6.Severity-Class Conduct ~90 words

No documented criterion-1 obstruction during federal tenure. Sub-Severe criterion-3 + criterion-9 drag: February 19, 1942 Executive Order 9066 Japanese-American internment is sustained documented institutional-rights-failure subsequently formally apologized for by U.S. government 1988 Civil Liberties Act; the methodology weights this as sustained sub-Severe drag without criterion-class flag because of documented sustained institutional acknowledgment + reparations 46 years later. The 1937 court-packing attempt is sub-Severe M07 drag not criterion-class. The 1940 + 1944 third + fourth-term tradition-breaking sub-Severe M01 drag.

7.What The Framework Says ~140 words

Composite C+ 6.5 · Four Pillars 28/40 — Solid. FDR places at the upper Solid tier, anchored by sustained New Deal + WWII institutional architecture (M14 Score 8 anchor) + sustained Four Freedoms foundational-doctrine rhetoric (1941) + sustained 1933 institutional-emergency engagement.

The composite is anchored DOWN from Strong tier by EO 9066 Japanese-American internment sub-Severe drag (sustained ~120,000-citizen rights violation; sustained 46-year apology delay) + 1937 court-packing institutional-overreach attempt + 1940 + 1944 third + fourth-term tradition-breaking (subsequently codified in 22nd Amendment 1951).

The methodology weights the New Deal + WWII + Four Freedoms record as substantial counterweight to internment record without erasing either.

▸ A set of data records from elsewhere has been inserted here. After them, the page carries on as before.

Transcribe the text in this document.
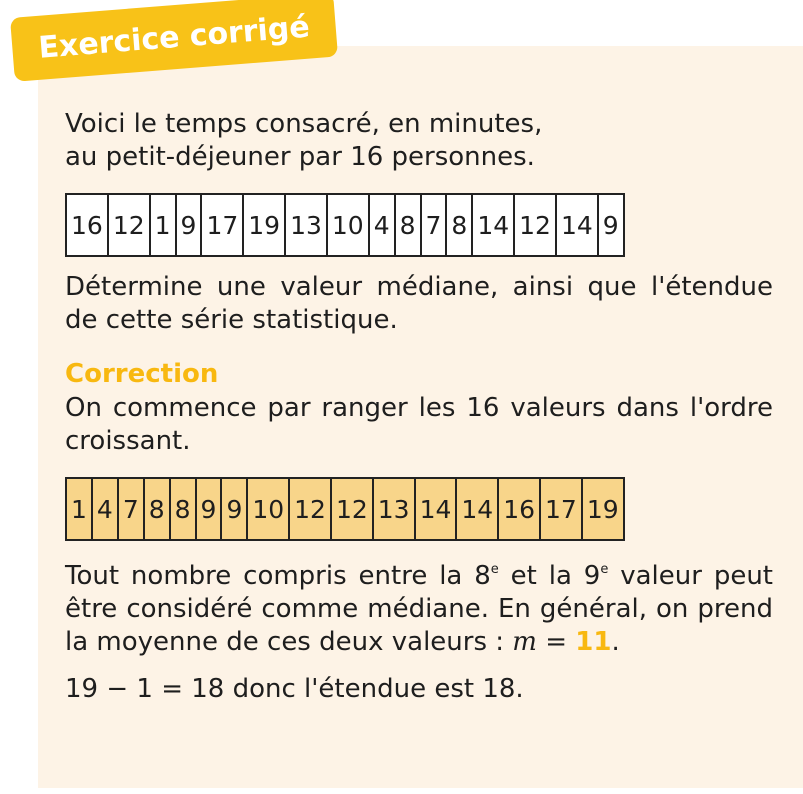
Exercice corrigé

Voici le temps consacré, en minutes,

au petit-déjeuner par 16 personnes.

16	12	1	9	17	19	13	10	4	8	7	8	14	12	14	9

Détermine une valeur médiane, ainsi que l'étendue de cette série statistique.

Correction

On commence par ranger les 16 valeurs dans l'ordre croissant.

1	4	7	8	8	9	9	10	12	12	13	14	14	16	17	19

Tout nombre compris entre la 8e et la 9e valeur peut être considéré comme médiane. En général, on prend la moyenne de ces deux valeurs : m = 11.

19 − 1 = 18 donc l'étendue est 18.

FDR establishes the framework's documented test case: foundational-architecture institutional achievement does not erase mass-rights-violation conduct that the same administration authorized.

8.Sources & Where To Look Deeper ~90 words

Tier 1 primary sources: FDR Presidential Library & Museum; Public Papers of the Presidents Roosevelt Volumes 1-13 (1933-1945); National Archives Executive Order 9066 archived; Yale Avalon Project FDR archive.

Tier 2 verified scholarship: Doris Kearns Goodwin No Ordinary Time (Simon & Schuster, 1994; Pulitzer Prize 1995); Jean Edward Smith FDR (Random House, 2007); James MacGregor Burns Roosevelt: The Lion and the Fox + Roosevelt: The Soldier of Freedom (Harcourt 1956 + 1970); Greg Robinson By Order of the President (Harvard University Press, 2001) on EO 9066.